Chicky is not very demonstrative with her love.
I have often doubted that she cares for me because we have spent so many years at each others’ throats.
Such is the life between a mother and daughter, it would seem.
However, things have begun to change, I believe, and I’ve begun to recognize the ways in which she shows me that she does, in fact, love me.
- All summer, Chicky has been quite mindful of my eating habits and has strongly encouraged me to eat regular meals. I tend to skip out on eating. Aside from certain dishes, I really don’t enjoy this task. I’m usually too busy to eat, and I find it easy to ignore my stomach. Even though she comes across as angry, I know that Chicky is simply frustrated because she wants me to take better care of myself. She often took extra time to plan meals that included items I could eat, and her grocery shopping included the ingredients necessary for these meals.
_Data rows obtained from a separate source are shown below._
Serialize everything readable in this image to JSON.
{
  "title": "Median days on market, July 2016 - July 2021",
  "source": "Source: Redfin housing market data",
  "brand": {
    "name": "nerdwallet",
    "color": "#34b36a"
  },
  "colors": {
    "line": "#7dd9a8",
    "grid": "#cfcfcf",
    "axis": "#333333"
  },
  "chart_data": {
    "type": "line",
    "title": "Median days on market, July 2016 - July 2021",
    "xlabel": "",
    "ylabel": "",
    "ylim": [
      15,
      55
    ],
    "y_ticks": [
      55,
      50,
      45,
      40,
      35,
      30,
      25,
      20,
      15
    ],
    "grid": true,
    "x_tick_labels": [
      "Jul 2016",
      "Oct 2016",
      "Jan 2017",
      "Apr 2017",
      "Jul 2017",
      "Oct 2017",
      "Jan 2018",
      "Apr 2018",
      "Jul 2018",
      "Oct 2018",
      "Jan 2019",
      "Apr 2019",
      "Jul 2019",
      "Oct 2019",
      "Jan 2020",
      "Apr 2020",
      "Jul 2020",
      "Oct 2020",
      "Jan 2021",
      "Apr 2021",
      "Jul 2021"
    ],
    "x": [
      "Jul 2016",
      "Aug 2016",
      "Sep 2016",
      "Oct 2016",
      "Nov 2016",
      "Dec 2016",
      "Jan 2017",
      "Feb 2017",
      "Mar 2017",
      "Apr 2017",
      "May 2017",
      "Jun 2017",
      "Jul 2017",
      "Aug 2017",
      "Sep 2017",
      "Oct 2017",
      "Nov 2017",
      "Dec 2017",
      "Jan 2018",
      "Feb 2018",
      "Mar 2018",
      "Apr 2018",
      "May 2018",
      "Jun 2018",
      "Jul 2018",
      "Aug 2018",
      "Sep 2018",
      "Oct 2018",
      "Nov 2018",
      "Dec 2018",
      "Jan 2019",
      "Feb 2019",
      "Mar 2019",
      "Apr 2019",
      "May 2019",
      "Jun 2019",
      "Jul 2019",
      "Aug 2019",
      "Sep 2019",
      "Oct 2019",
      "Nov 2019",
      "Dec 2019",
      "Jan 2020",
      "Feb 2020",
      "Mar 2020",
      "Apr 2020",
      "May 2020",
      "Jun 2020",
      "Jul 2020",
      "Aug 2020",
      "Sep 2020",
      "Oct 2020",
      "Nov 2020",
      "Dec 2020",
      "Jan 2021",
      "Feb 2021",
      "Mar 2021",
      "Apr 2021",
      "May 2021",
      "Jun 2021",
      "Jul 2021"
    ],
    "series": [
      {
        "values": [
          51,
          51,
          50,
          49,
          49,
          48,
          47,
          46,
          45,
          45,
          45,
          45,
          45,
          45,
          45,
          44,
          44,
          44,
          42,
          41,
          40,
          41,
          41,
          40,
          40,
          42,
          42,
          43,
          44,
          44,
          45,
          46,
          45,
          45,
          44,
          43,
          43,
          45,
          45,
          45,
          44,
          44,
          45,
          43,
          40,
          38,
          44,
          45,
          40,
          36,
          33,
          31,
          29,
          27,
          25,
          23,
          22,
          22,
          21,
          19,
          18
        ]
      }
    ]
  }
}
- Chicky bragged to Special K, her roomie, about the vegan desserts I had made all summer. I’ve rarely heard her brag about the stuff I’ve done. This warmed my heart more than she or anyone can ever know. To feel like my child approves of me when for so long I’ve felt as though I have not measured up has gone a long way toward healing that hurt in my heart.
- The evening we moved Chicky into her new digs (Wednesday night), I set off, very late (she would not let us eat dinner before she had unpacked) to pick up dinner at Chipotle’s. They closed at ten. It was 9:30 when I left. I got lost while chatting on the phone with my friend, Barb, and couldn’t find my way out of a neighborhood. I hung up, got the GPS going, and got there with ten minutes to spare. After that, I decided to treat myself to Starbucks…especially after the crazy day I’d had. Chicky called as I was nearing her place on my return drive.
Our conversation went like this…”Mama, are you okay?” she asked.”I’m fine,” I said.“Did you get there before they closed?” she continued.
“Oh, so you’re only worried about your food. I see how it is,” I replied.
“No, actually, I wanted to make sure you were still alive. You’ve been gone a long time,” she quipped.
I think she really was worried. We’d had a scare with the moving truck earlier that day (I will blog about this tomorrow, I promise).
- Later that night, she asked me where I was going to sleep. I told her, “Right on that Woody (Toy Story) pillow you have on your bed.” I expected her to tell me I could take my pillow to the couch, but she surprised me by telling me that I could sleep in her bed, albeit using the Spider Man pillow, only if I didn’t cross my side and absolutely did not touch her. I chuckled as I told her that I would wait until she was sound asleep to snuggle. Unfortunately, I was so beat that I was probably snoozing long before she succumbed to dreams of three-a-days (for you non-sporties, that’s three practices a day).
I have learned to treasure such moments instead of overlooking them.
Chicky doesn’t say the three words I desperately long to hear and have not heard her speak in a number of years.
She does, however, show through her actions what she cannot say.
Actions speak louder than words.
That’s how the saying goes, isn’t it?
While it is wonderful to hear the words, I take such times as those described above, tuck them away for safekeeping, and pull them out when I begin to doubt…or when we are in the middle of three u-turns in a row and she’s yelling at me to listen to her and turn on the stupid GPS.
My Chicky loves me.
And I love her.
Filed under: children | Tagged: childrearing, children, parenting |
She does 🙂 … its always when you get older that your mom truly becomes your best friend … I think that’s happening 🙂
What a good girl you have…
This is very much how it feels with MJ and I always feel bad. Thank you for sharing this story and helping me see things differently. Boys are so much easier than girls!!